PRIJSVRAGEN
123
Hoe kan men het water op de schepen veiligst tegen bederf en verrotting bewaren?
Welken zyn de beste, meest uitvoerlyke, en minst kostbare middelen, om hetzelve,
werkelyk bedorven en stinkend geworden zynde, tot vorige zuiverheid in zooverre
te herstellen, dat het niet alleen helder, en van allen stank bevrydt; maar ook weder
volmaakt drinkbaar worde? Kunnen deze of andere middelen ook met goed gevolg
gebezigd worden, om het brakke water, uit grachten niet alleen, maar ook het zoutste
zeewater, versch en zuiver te maken, en alle ziltigheid en wansmaak daaraan te bene
men; zoodat het, als gewoon water, kan gedronken, en ter bereiding van alle spyzen
gebruikt worden? Men vordert by de beantwoording dezer voorstellen: 1de opgave
van de, tot dus ver bekende nuttige, en op schepen uitvoerlyke, middelen, tot dit
einde dienstig; 2. eene onderlinge vergelyking van die middelen met eikanderen; 3.
de redenen en bewyzen, welken het eene middel boven het andere aanprezen: vooral
moet het bestgeoordeelde middel door herhaalde en naaukeurige proeven gestaafd
worden: met byvoeging van de wyze, op welke de proeven genomen zyn.
Indiener H. van Royen (inv.nr. 6, p. 184).
Jaar 1791; herh. t/m 1797; in 1795, 1796 en 1798 is geen programma
verschenen; ingetrokken 1799.
Antwoorden Geen.
Opmerkingen Francois de Spaveu uit Presbourg geeft schriftelijk een middel
op om bederf van water te voorkomen: zilvernitraat, en om het
te zuiveren: houtskool (inv.nr. 6, p. 218 en inv.nr. 63, stuk 23).
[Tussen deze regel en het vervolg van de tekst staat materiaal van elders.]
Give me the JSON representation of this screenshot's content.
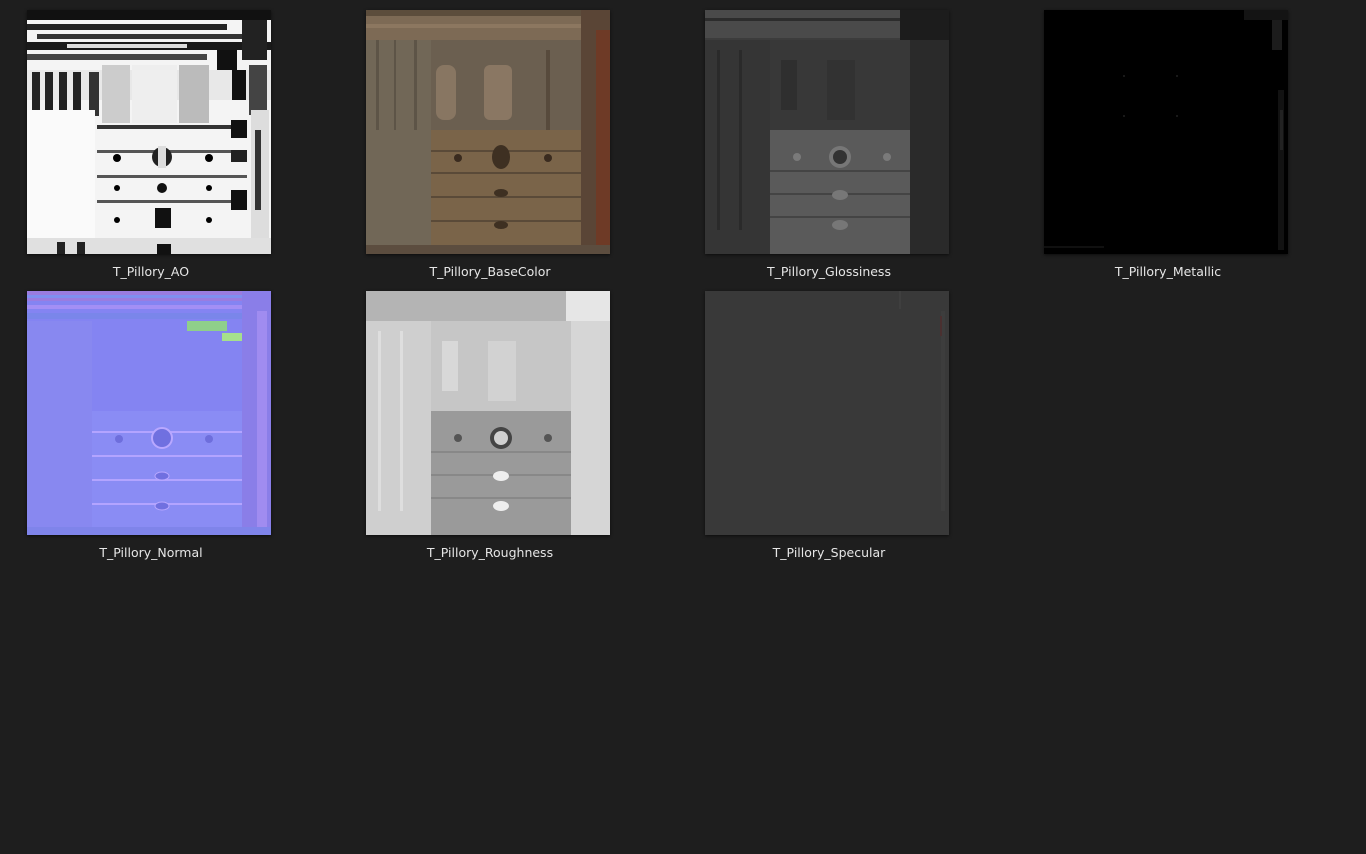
{
  "files": [
    {
      "name": "T_Pillory_AO",
      "kind": "ao"
    },
    {
      "name": "T_Pillory_BaseColor",
      "kind": "basecolor"
    },
    {
      "name": "T_Pillory_Glossiness",
      "kind": "glossiness"
    },
    {
      "name": "T_Pillory_Metallic",
      "kind": "metallic"
    },
    {
      "name": "T_Pillory_Normal",
      "kind": "normal"
    },
    {
      "name": "T_Pillory_Roughness",
      "kind": "roughness"
    },
    {
      "name": "T_Pillory_Specular",
      "kind": "specular"
    }
  ],
  "colors": {
    "background": "#1e1e1e",
    "caption": "#e6e6e6"
  }
}
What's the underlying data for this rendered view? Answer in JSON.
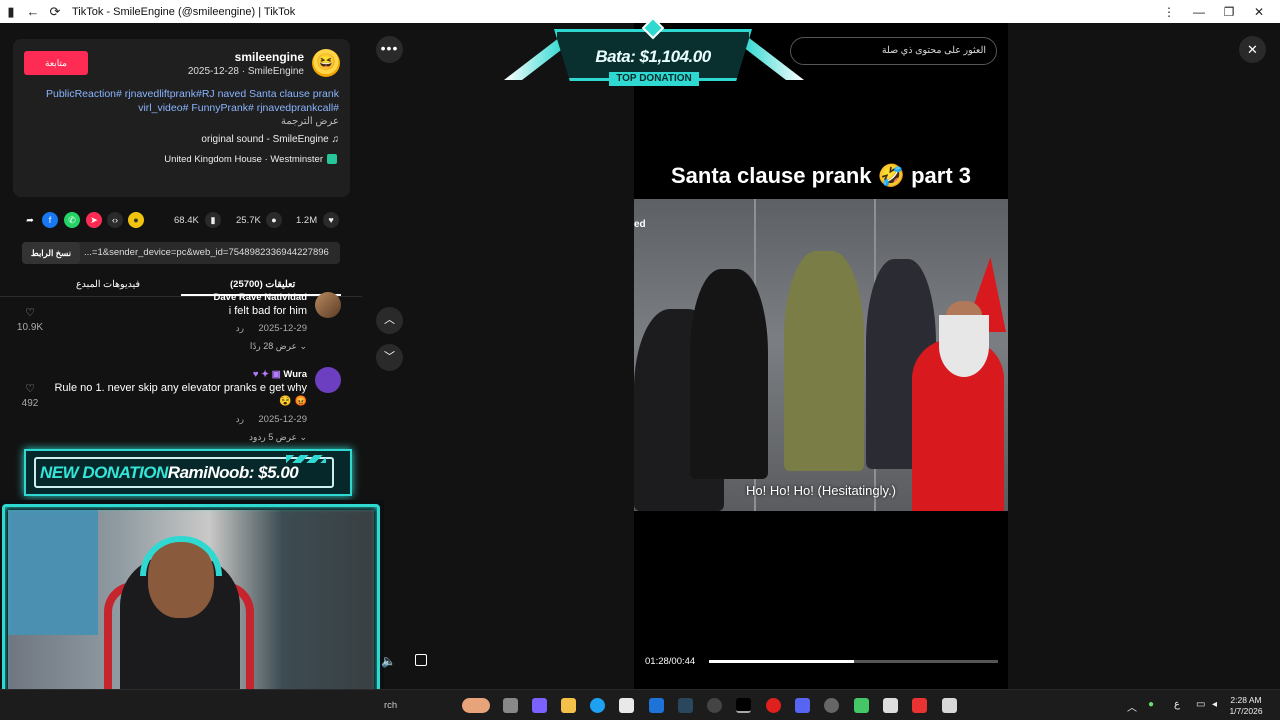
{
  "window": {
    "title": "TikTok - SmileEngine (@smileengine) | TikTok",
    "back_icon": "back-arrow-icon",
    "reload_icon": "reload-icon"
  },
  "post": {
    "follow_label": "متابعة",
    "username": "smileengine",
    "meta": "2025-12-28 · SmileEngine",
    "caption_line1": "PublicReaction# rjnavedliftprank#RJ naved Santa clause prank",
    "caption_line2": "virl_video# FunnyPrank# rjnavedprankcall#",
    "translate": "عرض الترجمة",
    "sound": "original sound - SmileEngine",
    "location": "United Kingdom House · Westminster"
  },
  "actions": {
    "likes": "1.2M",
    "comments": "25.7K",
    "saves": "68.4K"
  },
  "link": {
    "copy_label": "نسخ الرابط",
    "url": "...=1&sender_device=pc&web_id=7548982336944227896"
  },
  "tabs": {
    "comments": "تعليقات (25700)",
    "creator_videos": "فيديوهات المبدع"
  },
  "comments": [
    {
      "name": "Dave Rave Natividad",
      "text": "i felt bad for him",
      "date": "2025-12-29",
      "reply": "رد",
      "more": "عرض 28 ردًا",
      "likes": "10.9K"
    },
    {
      "name": "Wura",
      "text": "Rule no 1. never skip any elevator pranks e get why",
      "date": "2025-12-29",
      "reply": "رد",
      "more": "عرض 5 ردود",
      "likes": "492"
    }
  ],
  "overlay": {
    "new_donation_label": "NEW DONATION",
    "new_donation_text": "RamiNoob: $5.00",
    "top_amount": "Bata: $1,104.00",
    "top_label": "TOP DONATION"
  },
  "video": {
    "title": "Santa clause prank 🤣 part 3",
    "subtitle": "Ho! Ho! Ho! (Hesitatingly.)",
    "edge_text": "ed",
    "time": "01:28/00:44",
    "progress": 0.5
  },
  "search": {
    "placeholder": "العثور على محتوى ذي صلة"
  },
  "taskbar": {
    "search": "rch",
    "time": "2:28 AM",
    "date": "1/7/2026",
    "lang": "ع"
  },
  "colors": {
    "accent": "#fe2c55",
    "overlay_cyan": "#2fd8d0",
    "link_blue": "#8ab4ff"
  }
}
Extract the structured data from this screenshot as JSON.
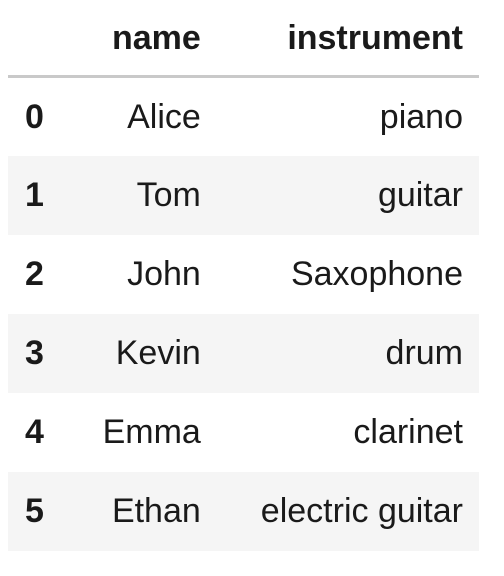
{
  "table": {
    "columns": [
      "name",
      "instrument"
    ],
    "rows": [
      {
        "index": "0",
        "name": "Alice",
        "instrument": "piano"
      },
      {
        "index": "1",
        "name": "Tom",
        "instrument": "guitar"
      },
      {
        "index": "2",
        "name": "John",
        "instrument": "Saxophone"
      },
      {
        "index": "3",
        "name": "Kevin",
        "instrument": "drum"
      },
      {
        "index": "4",
        "name": "Emma",
        "instrument": "clarinet"
      },
      {
        "index": "5",
        "name": "Ethan",
        "instrument": "electric guitar"
      }
    ]
  },
  "colors": {
    "header_rule": "#c9c9c9",
    "stripe": "#f5f5f5",
    "text": "#1a1a1a"
  }
}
Later schrijft hij dat in plaats van houtskool ook gewoon hout kan
worden gebruikt, als dat eerst enkele malen in kokend water wordt
gedrenkt (inv.nr. 63, stuk 26).
Prijsvraag 41
Daar het onderwys in den Godsdienst een der voornaamste doelen eener goede
opvoeding uitmaakt: en eene verkeerde behandeling, in dit opzicht, de kinderen of
van denzelven afkeerig maakt; of vervult met verwarde en nadeelige begrippen: word
gevraagd: Op welk eene wyze Ouders en Leermeesters zich behooren te gedragen, om
(zonder het geheugen der kinderen te veel te bezwaren) dezelven van jongs af aan,
en vervolgens by voortgang, naar mate van de ontwikkeling en uitbreiding hunner
vermogens, klare en eenvoudige denkbeelden en begrippen in te boezemen van de
voornaamste waarheden en gronden van den Kristelyken (hervormden) Godsdienst
niet alleen; maar ook van het aangename en voordeelige van deszelfs beoefening?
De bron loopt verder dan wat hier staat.